BAGHDAD -- Second Lt. Will Shields started night patrol for his 2nd Platoon Delta Company with the Baghdad basics: a reminder to speed up instead of slow down if a bomb hits the convoy, and a heads-up on where to stash any victims of killings, sectarian and otherwise.

"We find any dead bodies, we've got three or four body bags," the 23-year-old Shields said. "Hopefully, that'll be enough."

The young troops in his platoon briefly grumbled good-naturedly about whose Humvee always gets stuck hauling the corpses they find of equally young Iraqi men -- stiffened, blood-streaked and open-mouthed. Pretty much every day, U.S. and Iraqi troops are picking up apparent victims of Sunni-Shiite violence on the streets of Baghdad.
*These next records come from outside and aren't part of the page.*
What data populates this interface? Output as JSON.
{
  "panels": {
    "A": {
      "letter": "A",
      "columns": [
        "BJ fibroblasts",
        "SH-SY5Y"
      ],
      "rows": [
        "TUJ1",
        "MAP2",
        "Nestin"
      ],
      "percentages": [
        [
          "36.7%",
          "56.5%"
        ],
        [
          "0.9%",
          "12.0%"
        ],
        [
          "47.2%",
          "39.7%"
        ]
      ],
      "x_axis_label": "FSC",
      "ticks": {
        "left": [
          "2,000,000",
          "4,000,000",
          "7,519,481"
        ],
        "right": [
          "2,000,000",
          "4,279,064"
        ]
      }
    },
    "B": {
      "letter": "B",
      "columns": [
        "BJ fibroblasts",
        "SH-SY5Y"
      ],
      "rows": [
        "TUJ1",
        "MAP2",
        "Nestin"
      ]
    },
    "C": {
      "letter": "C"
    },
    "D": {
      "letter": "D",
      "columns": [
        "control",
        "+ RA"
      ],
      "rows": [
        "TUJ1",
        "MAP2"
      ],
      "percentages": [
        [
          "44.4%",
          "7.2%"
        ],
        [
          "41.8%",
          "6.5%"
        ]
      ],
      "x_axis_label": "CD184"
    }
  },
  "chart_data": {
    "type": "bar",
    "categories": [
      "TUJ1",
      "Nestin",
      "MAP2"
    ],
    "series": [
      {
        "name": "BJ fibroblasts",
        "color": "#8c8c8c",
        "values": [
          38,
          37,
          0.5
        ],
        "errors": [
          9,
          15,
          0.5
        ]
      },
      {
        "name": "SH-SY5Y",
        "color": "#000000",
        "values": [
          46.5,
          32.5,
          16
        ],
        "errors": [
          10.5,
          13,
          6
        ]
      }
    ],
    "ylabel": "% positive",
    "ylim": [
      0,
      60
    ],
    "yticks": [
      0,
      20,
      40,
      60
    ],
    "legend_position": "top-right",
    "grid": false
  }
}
Since Feb. 22, when the bombing of a Shiite Muslim shrine in Samarra pushed sectarian tensions in Iraq to a new plateau, the U.S. Army units have quietly moved back into some neighborhoods that U.S. commanders had just turned over, with fanfare, to Iraqi security forces. Iraqi leaders asked for the return of the American troops into parts of central Baghdad in March, fearing that efforts to build a stable government would fall apart if they were unable to rein in the Shiite-Sunni killings, said Col. Jeffrey Snow, commander of the 1st Brigade Combat Team of the 10th Mountain Division.